Because these bytes use the % sign, they are in binary. It’s recommended that we do this for the attributes specifically because they’re easier to work with this way. Let’s break down one of these bytes.
Each byte of attribute data will control the color palettes for a 32x32 pixel square (4x4 tiles), with the first byte being up in the top right corner of the screen. Going deeper, each set of 2 bits in the byte will define the color palette for a 16x16 pixel (2x2 tile) quadrant of that area. All of the bytes above consisting of all zero means that the entire background will use the first color palette.
Because all zero is too easy, let’s pretend that one of those bytes looks like this:
%00011011. Let’s break it out a little more into sets of 2 bits:
00 01 10 11. In this byte we are using all four possible color palettes. The sets of 2 bits will create the color palettes for the 2x2 tile quadrants starting in the bottom left corner and moving counter-clockwise. The first color palette (00) will be assigned to the bottom left corner, the second color palette (01) will be in the bottom right, the third (10) is in the top right corner, and finally the fourth color palette (11) is used in the top left corner.
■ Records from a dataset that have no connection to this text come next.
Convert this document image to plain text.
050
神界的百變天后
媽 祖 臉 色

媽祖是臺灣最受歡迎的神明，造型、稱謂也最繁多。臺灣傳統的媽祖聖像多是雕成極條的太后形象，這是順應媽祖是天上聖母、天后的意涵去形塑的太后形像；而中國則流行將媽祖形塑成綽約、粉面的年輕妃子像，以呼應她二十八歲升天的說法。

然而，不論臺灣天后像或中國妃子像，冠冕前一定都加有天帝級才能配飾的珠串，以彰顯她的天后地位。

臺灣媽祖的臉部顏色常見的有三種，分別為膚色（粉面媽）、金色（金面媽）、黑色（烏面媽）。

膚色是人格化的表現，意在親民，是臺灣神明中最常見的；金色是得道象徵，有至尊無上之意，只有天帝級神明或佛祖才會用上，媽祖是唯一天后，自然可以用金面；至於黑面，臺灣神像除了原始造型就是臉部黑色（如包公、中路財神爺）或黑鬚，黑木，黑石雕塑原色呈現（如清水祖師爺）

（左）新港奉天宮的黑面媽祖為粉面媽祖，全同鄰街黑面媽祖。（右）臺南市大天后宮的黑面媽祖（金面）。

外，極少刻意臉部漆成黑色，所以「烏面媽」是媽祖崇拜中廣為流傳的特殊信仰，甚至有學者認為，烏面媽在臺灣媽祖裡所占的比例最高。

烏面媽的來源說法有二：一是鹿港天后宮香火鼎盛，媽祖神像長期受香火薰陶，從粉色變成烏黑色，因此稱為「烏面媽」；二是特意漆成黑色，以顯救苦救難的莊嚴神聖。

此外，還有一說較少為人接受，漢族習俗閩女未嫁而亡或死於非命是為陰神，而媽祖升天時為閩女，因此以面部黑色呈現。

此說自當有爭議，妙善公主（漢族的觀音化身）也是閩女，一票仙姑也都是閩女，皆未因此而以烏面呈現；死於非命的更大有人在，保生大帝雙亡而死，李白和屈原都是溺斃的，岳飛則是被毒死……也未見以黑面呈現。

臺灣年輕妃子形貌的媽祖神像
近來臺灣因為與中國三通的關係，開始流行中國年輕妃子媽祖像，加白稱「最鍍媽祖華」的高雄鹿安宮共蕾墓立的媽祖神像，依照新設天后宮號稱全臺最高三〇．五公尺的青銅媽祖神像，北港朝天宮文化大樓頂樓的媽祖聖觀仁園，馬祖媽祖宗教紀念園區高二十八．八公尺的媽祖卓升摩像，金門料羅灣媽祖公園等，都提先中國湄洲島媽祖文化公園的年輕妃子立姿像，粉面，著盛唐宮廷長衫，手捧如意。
Sometimes the greatest way to truly understand what these attributes are doing is to flip some of the bits, rebuild your game and see what the results are.
Anyway, we have our background data so let’s include it in our main code file just like we did for the background and palette data:
attributes: .include "graphics/attributes.asm"
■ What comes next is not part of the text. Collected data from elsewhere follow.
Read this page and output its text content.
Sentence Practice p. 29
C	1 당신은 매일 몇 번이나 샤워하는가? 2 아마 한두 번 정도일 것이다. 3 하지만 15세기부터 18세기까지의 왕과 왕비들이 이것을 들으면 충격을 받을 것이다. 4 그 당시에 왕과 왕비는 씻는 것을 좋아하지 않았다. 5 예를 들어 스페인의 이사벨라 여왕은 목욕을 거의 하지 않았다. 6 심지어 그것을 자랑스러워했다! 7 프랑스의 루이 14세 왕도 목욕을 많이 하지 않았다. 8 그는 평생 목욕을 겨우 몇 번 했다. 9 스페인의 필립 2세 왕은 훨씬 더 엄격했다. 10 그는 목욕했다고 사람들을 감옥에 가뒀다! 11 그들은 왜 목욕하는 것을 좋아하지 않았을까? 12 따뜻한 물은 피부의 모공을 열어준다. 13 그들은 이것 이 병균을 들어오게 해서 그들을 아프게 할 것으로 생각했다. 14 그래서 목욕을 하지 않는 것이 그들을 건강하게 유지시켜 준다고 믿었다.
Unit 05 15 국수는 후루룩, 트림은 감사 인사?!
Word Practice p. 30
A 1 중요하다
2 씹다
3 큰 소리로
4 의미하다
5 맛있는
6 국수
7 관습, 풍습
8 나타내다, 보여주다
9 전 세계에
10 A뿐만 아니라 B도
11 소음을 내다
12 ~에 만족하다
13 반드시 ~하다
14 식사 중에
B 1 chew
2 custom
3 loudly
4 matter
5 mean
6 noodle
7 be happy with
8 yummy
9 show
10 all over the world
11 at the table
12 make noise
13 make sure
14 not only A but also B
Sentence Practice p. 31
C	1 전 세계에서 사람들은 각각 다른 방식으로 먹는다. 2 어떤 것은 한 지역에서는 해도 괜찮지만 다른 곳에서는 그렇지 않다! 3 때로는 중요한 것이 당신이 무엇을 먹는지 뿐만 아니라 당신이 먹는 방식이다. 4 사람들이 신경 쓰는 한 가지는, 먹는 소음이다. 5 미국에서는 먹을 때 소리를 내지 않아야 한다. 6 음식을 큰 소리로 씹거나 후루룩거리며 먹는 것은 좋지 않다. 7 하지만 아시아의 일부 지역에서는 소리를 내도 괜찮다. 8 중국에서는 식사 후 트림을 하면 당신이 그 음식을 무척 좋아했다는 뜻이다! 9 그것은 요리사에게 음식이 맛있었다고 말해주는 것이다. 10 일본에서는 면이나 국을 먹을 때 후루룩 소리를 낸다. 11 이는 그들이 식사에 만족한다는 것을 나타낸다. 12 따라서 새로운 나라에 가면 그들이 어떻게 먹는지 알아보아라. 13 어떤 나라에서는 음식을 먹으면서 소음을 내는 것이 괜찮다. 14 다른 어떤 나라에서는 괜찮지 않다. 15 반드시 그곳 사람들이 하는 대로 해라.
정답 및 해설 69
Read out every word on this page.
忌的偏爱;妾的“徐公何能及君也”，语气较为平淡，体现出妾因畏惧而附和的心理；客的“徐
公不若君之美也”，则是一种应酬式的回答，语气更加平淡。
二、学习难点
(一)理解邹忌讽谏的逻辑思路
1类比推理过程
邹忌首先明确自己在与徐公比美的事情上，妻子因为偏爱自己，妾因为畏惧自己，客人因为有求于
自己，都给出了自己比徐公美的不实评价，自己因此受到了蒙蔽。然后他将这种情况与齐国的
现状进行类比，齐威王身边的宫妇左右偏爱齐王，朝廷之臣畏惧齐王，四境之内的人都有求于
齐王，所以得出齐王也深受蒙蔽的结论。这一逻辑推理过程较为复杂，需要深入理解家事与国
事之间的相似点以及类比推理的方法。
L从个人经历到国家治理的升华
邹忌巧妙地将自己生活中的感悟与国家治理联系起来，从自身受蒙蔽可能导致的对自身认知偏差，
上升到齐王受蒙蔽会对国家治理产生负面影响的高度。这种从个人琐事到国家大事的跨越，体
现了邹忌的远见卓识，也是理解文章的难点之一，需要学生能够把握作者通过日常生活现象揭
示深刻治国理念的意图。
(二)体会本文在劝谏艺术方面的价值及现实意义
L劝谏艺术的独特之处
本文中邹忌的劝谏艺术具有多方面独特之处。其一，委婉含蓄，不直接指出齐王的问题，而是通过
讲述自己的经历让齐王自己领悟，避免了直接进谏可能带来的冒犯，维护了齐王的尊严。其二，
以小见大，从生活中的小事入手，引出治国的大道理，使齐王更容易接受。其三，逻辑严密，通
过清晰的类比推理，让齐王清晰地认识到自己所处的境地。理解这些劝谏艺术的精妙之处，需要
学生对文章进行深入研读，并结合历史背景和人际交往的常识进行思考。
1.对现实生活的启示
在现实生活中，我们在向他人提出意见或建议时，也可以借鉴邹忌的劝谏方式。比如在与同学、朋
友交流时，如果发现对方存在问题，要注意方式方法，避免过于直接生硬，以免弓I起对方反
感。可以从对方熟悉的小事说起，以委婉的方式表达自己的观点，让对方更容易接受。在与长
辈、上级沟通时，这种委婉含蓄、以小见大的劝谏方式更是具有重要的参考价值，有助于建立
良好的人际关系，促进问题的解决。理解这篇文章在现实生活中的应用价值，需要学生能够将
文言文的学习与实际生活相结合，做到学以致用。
Now let’s make another method that loops through all the attribute data and throws it over to the PPU:
LoadAttributes: LDA $2002 LDA #$23 STA $2006 LDA #$C0 STA $2006 LDX #$00 .Loop: LDA attributes, x STA $2007 INX CPX #$40 BNE .Loop RTS
This works exactly like the palette loop earlier in this tutorial. This loop however, will loop 64 times (#$40) before finishing since we have 64 bytes worth of attribute data. One more thing to know is that the PPU stores its attribute data at memory address $23C0. This is actually pretty close to where we stored the background data ($2000). You remember how for the background we loaded 256 bytes, 4 times? We have 960 bytes of background data but we actually looped 1,024 times. Because we’re lazy like that, data overflowed into the place where the attributes are stored. That’s why the background in the previous tutorial had messed up squares all over the place, because it was inadvertently changing the background attributes. It’s important to understand that overflowing data into places it’s not supposed to go can have unintended results. It’s possible that I did this on purpose to provide a teachable moment like this, but you’ll never know for sure!
Now if we build everything with
nesasm nes-tutorial.asm and load it into the emulator we get something a little more expected:
Pretty cool! The next tutorial will cover adding sprites to the game that we can eventually move around and control, because an NES game without sprites is basically just a painting.